Il y a trois habitués au milieu du bar en train de boire de la bière et manger des cacahuètes. Je ne comprendrais jamais comment ils font pour boire de la bière aussi tôt dans la journée, mais ils le font. Je pense que je ne comprendrais jamais cette chose.

« Bien. J'ai vu cette fille, Santana, ici la nuit dernière. »

« Ouais. Et ? » Je dis en m'appuyant contre le comptoir du bar avec mes hanches.

« Et- Comment ça s'est passé ? » demande ma mère en essuyant le bar déjà propre. Habitude nerveuse, je sais.

« Très bien. Tu sais d'autres choses sur elle ? » Parce que c'est impossible d'obtenir une putain de chose d'elle. » Je croise mes bras.

Elle s'arrête de nettoyé le bar et se tourne vers moi. « Ouais, j'ai demandé autours de moi. » Elle fait une pause et je lève les sourcils, je lui demande silencieusement plus d'informations. Je sais seulement quelques trucs. Comme deux ou trois. Je t'ai dit qu'il y a un Dr Lopez à l'hôpital. » J'hoche la tête. « Eh bien, c'est son père. »

« D'accord, son père est docteur. Quoi d'autre ? »

« Apparemment sa mère possède une entreprise d'assurance et elle vend toute sorte d'assurance. Je pense que je n'avais pas besoin de préciser, mais ce n'est pas vraiment le problème, maintenant il l'est. »

« Non, maman il ne l'est pas. » Je souris un peu.

« D'accord, eh bien, j'ai aussi entendu que Santana à été à l'université et quand elle à finie ses études elle est revenue et maintenant elle vend des assurances avec sa mère. Elle travaille pour la compagnie de sa mère et il y a une rumeur comme quoi Santana prendra la place de sa mère quand celle-ci prendra sa retraire. »

« Hmm. Intéressant. » Je murmure. La nouvelle information tourbillonne dans ma tête. " Je devrais aller travailler." Je m'éloigne de ma mère et entre dans la cuisine.

"Salut, Will, comment ça va?" Je dis en passant.

"Bien. Qu'en est-il de toi?" Dit le cuisinier en réponse.

"Je vais bien." Je dis en entrant dans la salle réservée aux employés pour me préparer. Je réfléchis aux nouvelles informations que ma mère vient juste de me donner.
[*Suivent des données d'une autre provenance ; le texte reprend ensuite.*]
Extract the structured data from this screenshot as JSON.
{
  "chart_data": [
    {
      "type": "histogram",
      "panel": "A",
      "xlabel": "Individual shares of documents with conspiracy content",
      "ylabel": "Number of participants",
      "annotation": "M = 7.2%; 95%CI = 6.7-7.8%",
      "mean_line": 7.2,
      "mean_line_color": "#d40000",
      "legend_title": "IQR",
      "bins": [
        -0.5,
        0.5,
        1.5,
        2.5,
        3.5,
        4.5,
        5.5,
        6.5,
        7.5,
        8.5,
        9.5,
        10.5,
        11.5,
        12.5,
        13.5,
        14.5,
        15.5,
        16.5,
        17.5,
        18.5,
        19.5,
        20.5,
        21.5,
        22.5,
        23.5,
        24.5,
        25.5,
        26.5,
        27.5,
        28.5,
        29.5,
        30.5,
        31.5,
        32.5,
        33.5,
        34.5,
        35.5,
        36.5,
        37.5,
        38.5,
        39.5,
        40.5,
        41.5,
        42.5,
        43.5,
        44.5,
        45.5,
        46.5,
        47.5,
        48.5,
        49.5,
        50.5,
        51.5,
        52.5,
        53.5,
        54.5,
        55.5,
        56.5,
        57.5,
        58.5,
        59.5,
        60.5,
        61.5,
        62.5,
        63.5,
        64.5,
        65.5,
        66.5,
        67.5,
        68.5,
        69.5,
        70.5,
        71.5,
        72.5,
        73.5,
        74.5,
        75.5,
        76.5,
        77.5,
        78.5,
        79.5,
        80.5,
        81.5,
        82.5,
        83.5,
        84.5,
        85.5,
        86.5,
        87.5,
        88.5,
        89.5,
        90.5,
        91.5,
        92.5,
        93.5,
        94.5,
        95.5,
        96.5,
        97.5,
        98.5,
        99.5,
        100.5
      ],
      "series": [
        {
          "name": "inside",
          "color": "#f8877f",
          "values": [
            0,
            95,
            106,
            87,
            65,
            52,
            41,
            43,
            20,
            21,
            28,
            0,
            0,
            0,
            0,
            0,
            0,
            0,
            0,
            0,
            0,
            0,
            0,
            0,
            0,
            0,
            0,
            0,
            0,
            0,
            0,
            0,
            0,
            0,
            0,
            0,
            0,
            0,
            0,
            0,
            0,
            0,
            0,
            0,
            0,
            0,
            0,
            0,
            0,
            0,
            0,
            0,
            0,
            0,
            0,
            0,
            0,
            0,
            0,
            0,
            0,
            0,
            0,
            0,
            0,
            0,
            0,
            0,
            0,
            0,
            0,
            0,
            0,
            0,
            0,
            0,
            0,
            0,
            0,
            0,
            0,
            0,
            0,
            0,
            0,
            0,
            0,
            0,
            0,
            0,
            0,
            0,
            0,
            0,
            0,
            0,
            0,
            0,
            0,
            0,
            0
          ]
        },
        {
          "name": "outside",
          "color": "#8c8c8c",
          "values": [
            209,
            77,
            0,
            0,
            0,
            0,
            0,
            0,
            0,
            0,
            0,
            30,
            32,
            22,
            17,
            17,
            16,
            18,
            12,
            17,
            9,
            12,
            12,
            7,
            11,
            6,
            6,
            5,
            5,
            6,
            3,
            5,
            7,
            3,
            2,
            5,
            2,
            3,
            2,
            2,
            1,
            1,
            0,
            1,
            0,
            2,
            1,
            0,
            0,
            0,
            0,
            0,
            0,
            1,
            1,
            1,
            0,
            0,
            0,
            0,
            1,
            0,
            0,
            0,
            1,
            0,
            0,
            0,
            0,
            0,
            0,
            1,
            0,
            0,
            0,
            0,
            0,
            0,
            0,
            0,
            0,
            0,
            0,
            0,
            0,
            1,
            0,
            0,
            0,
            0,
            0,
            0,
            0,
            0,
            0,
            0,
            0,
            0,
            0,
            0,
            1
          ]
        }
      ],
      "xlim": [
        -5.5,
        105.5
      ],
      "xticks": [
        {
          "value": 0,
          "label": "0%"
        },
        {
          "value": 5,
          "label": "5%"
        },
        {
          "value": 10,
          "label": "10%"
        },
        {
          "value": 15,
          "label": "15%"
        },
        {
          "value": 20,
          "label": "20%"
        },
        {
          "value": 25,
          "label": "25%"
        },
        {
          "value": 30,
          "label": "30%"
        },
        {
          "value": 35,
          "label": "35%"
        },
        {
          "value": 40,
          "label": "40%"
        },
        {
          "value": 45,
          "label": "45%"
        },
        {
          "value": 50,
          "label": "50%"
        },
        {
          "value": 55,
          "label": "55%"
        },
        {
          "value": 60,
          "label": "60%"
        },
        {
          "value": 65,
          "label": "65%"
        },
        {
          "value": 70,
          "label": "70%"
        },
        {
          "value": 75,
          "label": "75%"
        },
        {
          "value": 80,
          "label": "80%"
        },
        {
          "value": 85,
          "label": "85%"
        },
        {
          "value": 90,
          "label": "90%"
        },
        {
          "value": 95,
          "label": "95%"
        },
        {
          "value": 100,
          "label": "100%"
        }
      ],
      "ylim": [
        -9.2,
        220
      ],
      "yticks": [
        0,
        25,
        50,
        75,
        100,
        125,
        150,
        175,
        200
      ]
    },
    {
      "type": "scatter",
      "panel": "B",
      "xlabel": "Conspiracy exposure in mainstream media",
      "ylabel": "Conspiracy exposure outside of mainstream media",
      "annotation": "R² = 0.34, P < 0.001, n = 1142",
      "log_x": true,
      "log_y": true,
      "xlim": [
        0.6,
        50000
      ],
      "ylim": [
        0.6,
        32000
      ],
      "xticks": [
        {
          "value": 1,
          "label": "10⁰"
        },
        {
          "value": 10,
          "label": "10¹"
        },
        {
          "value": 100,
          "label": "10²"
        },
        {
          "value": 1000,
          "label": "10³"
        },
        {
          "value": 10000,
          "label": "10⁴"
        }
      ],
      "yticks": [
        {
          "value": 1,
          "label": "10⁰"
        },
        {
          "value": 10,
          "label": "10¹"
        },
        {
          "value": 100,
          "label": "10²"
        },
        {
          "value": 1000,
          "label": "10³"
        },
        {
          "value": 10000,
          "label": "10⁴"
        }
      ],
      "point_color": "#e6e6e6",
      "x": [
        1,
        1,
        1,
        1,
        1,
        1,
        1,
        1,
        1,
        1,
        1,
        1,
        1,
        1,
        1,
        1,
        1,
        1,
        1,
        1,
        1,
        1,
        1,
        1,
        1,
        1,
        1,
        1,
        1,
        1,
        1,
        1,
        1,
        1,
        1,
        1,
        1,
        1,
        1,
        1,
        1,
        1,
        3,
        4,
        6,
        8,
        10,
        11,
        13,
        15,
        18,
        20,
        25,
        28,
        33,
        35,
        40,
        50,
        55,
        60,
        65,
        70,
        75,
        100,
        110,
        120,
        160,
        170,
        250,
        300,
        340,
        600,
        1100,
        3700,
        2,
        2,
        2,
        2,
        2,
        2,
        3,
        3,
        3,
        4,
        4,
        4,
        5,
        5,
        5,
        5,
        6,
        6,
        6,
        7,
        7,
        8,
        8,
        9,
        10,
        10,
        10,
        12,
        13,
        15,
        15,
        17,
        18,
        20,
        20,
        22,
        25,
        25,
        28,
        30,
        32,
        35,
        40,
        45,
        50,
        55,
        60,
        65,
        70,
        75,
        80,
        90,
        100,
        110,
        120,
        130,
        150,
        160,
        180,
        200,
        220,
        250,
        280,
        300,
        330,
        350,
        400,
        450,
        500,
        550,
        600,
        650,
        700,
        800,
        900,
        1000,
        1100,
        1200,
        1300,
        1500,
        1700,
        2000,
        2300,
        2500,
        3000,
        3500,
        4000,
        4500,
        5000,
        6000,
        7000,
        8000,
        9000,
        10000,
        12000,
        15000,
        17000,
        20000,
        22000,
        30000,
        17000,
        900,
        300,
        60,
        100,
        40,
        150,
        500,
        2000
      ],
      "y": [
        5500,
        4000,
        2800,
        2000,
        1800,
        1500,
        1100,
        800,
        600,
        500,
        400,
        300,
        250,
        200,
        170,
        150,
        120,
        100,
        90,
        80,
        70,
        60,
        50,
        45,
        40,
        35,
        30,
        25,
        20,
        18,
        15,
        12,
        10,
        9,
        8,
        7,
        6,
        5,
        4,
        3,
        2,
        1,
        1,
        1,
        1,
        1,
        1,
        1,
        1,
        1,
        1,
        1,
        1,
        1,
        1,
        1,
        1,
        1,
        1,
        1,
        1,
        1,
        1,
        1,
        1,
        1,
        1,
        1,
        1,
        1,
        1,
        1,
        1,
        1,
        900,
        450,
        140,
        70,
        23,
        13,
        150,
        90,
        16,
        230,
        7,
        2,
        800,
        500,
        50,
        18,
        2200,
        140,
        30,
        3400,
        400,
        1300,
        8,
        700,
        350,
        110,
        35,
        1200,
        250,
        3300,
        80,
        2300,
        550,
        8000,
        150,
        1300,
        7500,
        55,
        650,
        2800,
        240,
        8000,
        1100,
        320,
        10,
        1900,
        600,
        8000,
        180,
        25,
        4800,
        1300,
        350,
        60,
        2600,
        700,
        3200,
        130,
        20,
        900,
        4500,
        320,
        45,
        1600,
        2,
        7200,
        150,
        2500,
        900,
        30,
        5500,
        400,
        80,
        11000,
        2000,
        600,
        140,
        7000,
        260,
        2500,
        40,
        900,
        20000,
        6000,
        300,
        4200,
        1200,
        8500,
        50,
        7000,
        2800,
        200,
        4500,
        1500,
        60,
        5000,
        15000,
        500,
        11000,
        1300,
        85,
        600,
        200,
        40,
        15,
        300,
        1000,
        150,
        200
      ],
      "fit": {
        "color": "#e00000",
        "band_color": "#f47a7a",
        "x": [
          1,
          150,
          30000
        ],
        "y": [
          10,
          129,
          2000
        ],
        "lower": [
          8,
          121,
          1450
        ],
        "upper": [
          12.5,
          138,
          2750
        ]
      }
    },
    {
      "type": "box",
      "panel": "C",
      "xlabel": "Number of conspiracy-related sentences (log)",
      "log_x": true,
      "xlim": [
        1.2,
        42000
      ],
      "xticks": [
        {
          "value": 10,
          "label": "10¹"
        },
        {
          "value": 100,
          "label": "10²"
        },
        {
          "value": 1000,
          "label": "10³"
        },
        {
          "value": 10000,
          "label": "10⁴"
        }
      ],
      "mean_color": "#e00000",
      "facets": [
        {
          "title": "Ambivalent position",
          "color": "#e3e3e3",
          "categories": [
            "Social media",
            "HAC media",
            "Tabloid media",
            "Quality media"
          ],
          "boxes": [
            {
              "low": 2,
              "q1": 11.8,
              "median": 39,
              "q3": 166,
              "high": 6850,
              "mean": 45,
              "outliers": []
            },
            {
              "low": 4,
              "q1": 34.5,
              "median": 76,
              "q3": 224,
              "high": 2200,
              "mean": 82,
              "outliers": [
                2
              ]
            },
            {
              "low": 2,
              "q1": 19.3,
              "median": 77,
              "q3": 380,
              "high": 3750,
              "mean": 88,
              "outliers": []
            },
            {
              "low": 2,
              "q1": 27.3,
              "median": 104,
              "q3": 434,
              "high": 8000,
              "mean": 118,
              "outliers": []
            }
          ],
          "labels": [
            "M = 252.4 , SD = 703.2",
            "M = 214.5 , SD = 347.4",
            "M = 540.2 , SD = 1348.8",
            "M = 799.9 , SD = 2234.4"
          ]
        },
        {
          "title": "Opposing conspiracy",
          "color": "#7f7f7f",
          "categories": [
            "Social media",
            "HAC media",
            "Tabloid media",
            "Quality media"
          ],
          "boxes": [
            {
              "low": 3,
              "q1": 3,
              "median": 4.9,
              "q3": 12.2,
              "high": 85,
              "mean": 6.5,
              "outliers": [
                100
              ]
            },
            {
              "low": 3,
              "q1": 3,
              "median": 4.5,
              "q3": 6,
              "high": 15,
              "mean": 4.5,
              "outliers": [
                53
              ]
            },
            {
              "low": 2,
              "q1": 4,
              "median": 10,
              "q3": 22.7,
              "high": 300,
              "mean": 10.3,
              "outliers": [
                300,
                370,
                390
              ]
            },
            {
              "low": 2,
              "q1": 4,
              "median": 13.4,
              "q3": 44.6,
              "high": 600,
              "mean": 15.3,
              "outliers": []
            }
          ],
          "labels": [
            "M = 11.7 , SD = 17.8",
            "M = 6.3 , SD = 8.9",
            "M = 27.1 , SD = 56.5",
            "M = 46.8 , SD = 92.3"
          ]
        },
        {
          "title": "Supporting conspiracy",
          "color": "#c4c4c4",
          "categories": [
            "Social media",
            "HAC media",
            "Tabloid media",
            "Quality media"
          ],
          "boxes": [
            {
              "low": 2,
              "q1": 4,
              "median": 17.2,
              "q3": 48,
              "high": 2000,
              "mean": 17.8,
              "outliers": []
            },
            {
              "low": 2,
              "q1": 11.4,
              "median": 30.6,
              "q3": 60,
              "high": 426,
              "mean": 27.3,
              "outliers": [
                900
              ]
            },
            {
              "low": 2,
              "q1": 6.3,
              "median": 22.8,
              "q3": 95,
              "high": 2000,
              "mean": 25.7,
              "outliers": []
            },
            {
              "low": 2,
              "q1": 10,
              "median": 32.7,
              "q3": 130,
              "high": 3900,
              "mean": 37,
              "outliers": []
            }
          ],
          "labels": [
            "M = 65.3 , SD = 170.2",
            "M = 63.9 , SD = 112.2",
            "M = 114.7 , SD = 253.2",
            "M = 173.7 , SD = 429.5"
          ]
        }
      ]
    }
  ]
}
Certaines de ces informations semblent correspondre à Santana, mais pas toutes.

C'est la journée que je préfère dans la semaine. C'est vendredi, encore une fois, c'est l'heure du dîner, c'est plein et nous nous faisons de l'argent.

Je remplis une carafe de bière pour un groupe de gars quand la cloche de la porte sonne et je relève la tête. Je souris immédiatement.

"Salut, Brittany." Dit Santana en s'asseyant à sa place habituelle. Je vais vers elle une fois que j'en ai fini avec les autres gars. "Une bière pour moi." Elle sourit, comme un vrai sourire.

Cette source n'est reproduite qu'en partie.